PERSISTENCIA
Los linderos de literatura y poesía
Pareciera que literatura y poesía fueran términos idénticos. Y lo son, en cierta medida. Sin embargo, podríamos afirmar que si bien toda literatura es poesía, en cambio, no toda poesía es literatura.
Porque esta última proviene de la palabra latina “littera”, que significa “letra”, tiene sus confines delimitados por la palabra escrita; sus fronteras se detienen donde esta termina.
La poesía, en cambio, es, además de literatura (letra), todo aquello orgánico o inorgánico, fantásticamente real, o nuestra alma y nos la envuelve en un hálito desproporcionadamente placentero.
“Poesía eres tú”, dice Bécquer, refiriéndose a la mujer amada. En forma más ambiciosa, podríamos decir que poesía es todo lo que nos llega a lo más hondo de nuestra alma: desde el transparente canto de un ave hasta el sórdido caer rutinario de una piedra.
En la poesía cabe lo eterno y lo fugaz, lo dulce y lo amargo, la felicidad y la desdicha, el amor y el odio, la insolencia, la galantería, el menosprecio, la benevolencia, la ira infinita, el miedo, la valentía, o simplemente el habitual trabajo de cada día hecho con amor o por amor.
Lo único que la niega rotundamente es la robotización miserable que implica negación de todo sentimiento, de toda emoción. Ese pasar por la vida sin conmovernos, sin sufrir o gozar, sin desear nada con vehemencia, sin desajustarse, sin tropezarse torpemente con nuestra propia sombra o con la de los demás, sin caer ridícula o tiernamente, para luego levantarnos tímidos o feroces intrépidos.

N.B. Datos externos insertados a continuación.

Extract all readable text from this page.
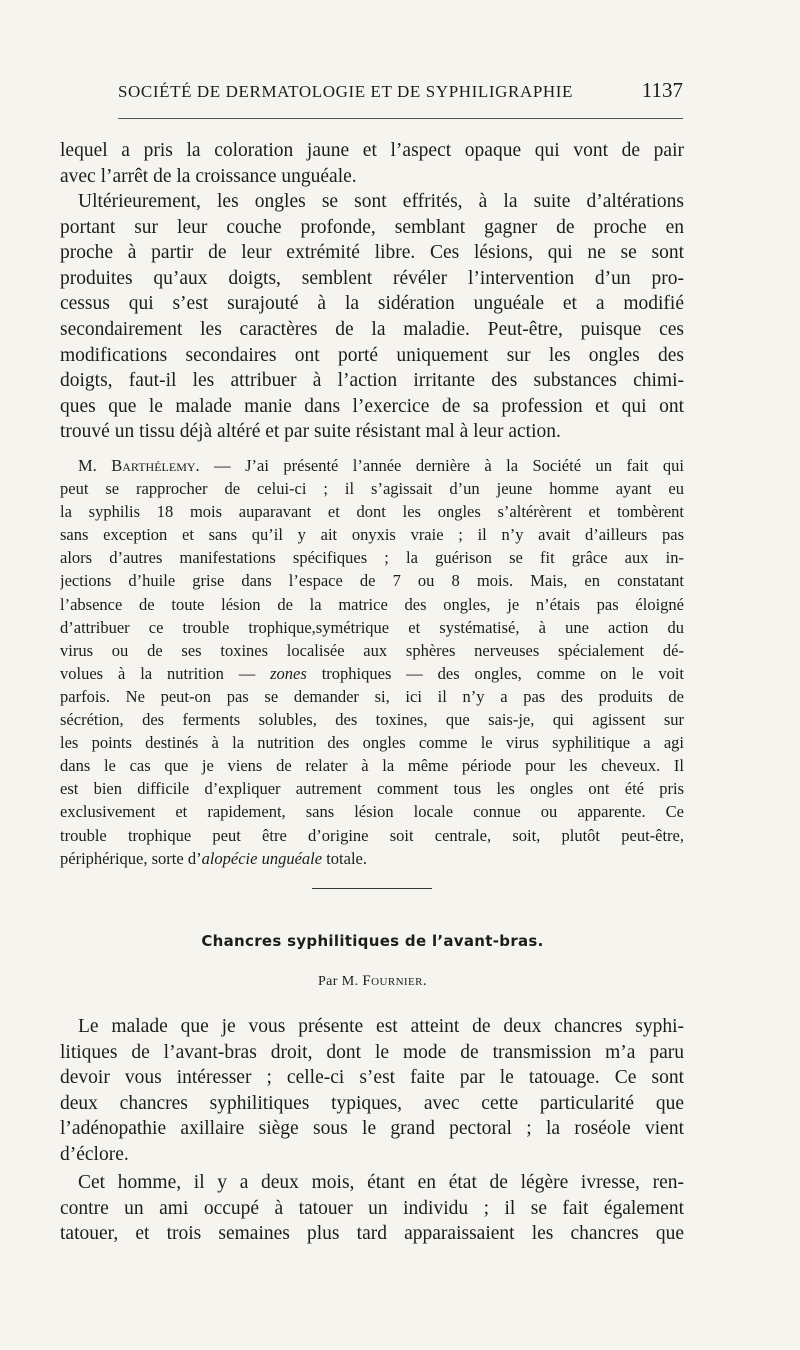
SOCIÉTÉ DE DERMATOLOGIE ET DE SYPHILIGRAPHIE	1137
lequel a pris la coloration jaune et l’aspect opaque qui vont de pair
avec l’arrêt de la croissance unguéale.
Ultérieurement, les ongles se sont effrités, à la suite d’altérations
portant sur leur couche profonde, semblant gagner de proche en
proche à partir de leur extrémité libre. Ces lésions, qui ne se sont
produites qu’aux doigts, semblent révéler l’intervention d’un pro-
cessus qui s’est surajouté à la sidération unguéale et a modifié
secondairement les caractères de la maladie. Peut-être, puisque ces
modifications secondaires ont porté uniquement sur les ongles des
doigts, faut-il les attribuer à l’action irritante des substances chimi-
ques que le malade manie dans l’exercice de sa profession et qui ont
trouvé un tissu déjà altéré et par suite résistant mal à leur action.
M. Barthélemy. — J’ai présenté l’année dernière à la Société un fait qui
peut se rapprocher de celui-ci ; il s’agissait d’un jeune homme ayant eu
la syphilis 18 mois auparavant et dont les ongles s’altérèrent et tombèrent
sans exception et sans qu’il y ait onyxis vraie ; il n’y avait d’ailleurs pas
alors d’autres manifestations spécifiques ; la guérison se fit grâce aux in-
jections d’huile grise dans l’espace de 7 ou 8 mois. Mais, en constatant
l’absence de toute lésion de la matrice des ongles, je n’étais pas éloigné
d’attribuer ce trouble trophique,symétrique et systématisé, à une action du
virus ou de ses toxines localisée aux sphères nerveuses spécialement dé-
volues à la nutrition — zones trophiques — des ongles, comme on le voit
parfois. Ne peut-on pas se demander si, ici il n’y a pas des produits de
sécrétion, des ferments solubles, des toxines, que sais-je, qui agissent sur
les points destinés à la nutrition des ongles comme le virus syphilitique a agi
dans le cas que je viens de relater à la même période pour les cheveux. Il
est bien difficile d’expliquer autrement comment tous les ongles ont été pris
exclusivement et rapidement, sans lésion locale connue ou apparente. Ce
trouble trophique peut être d’origine soit centrale, soit, plutôt peut-être,
périphérique, sorte d’alopécie unguéale totale.
Chancres syphilitiques de l’avant-bras.
Par M. Fournier.
Le malade que je vous présente est atteint de deux chancres syphi-
litiques de l’avant-bras droit, dont le mode de transmission m’a paru
devoir vous intéresser ; celle-ci s’est faite par le tatouage. Ce sont
deux chancres syphilitiques typiques, avec cette particularité que
l’adénopathie axillaire siège sous le grand pectoral ; la roséole vient
d’éclore.
Cet homme, il y a deux mois, étant en état de légère ivresse, ren-
contre un ami occupé à tatouer un individu ; il se fait également
tatouer, et trois semaines plus tard apparaissaient les chancres que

La poesía termina, entonces, cuando ya no hay pasión; cuando los seres que deambulan por el mundo caen en un estado de inercia estúpida, de mecanización infame, esclavizante y negadora de toda libertad.
Claro, entonces, también agoniza la literatura, pues la letra a que ella se refiere implica sentimiento, desborde pasional, catarsis suprema a través de la palabra escrita, plena de hondos contenidos emocionales e ideológicos.
Cuando afirmamos que en literatura todo es permitido, nos estamos refiriendo a todas las emociones e ideas, pero siempre dentro del ámbito literario; esto es, de lo escrito.
Cuando nos referimos a la poesía, estamos conscientes de que ella —que es magia— rompe hasta con lo literario para adentrarse en la totalidad del universo.
Ya Manuel José Arce, con sus Trabajos Manuales, nos abre el infinito mundo poético de las cosas más elementales y cotidianas. Y, en un afán de compenetrarse y compenetrarnos de la esencia poética de las cosas simples y sagradas, escribe sus poemas ya no sobre el rutinario papel, sino sobre los objetos mismos: instrumentos fantásticos con los que se entra al fecundo campo inusitado de la creación. Así tenemos el poema El serrucho, escrito sobre su amado serrucho. El poema al agua —joya impactante— está escrito sobre un objeto (tubo) infame que esclaviza y prostituye ese elemento vital.
El poeta ha trascendido la letra; o más bien, ha unido la letra al objeto mismo, al cosmos infinito. Ya no es simplemente letra sobre un papel, es letra sobre una cosa cotidiana, que de pronto, cobra vida, personalidad, alma, boca.
Y entonces sentimos, más que nunca, que hasta los objetos animados sienten. Manuel José Arce los saca de su aparente silencio sepulcral y hace que nos hablen en forma directa, sencilla, violentamente conmovedora.
La poesía, pues, siendo literatura, la trasciende. En forma superficial, al hablar de poesía pensamos únicamente en los versos escritos. Olvidamos que también es poesía el silencio, la música, las frases que salen de nuestra boca con amor o iracundia, el grito desesperado, la labor cotidiana, callada y simple, la casa, la calle, los parques, los montes, los cerros, en fin todas aquellas cosas maravillosas con sus rutilantes ingredientes que forman parte inseparable de nuestra existencia.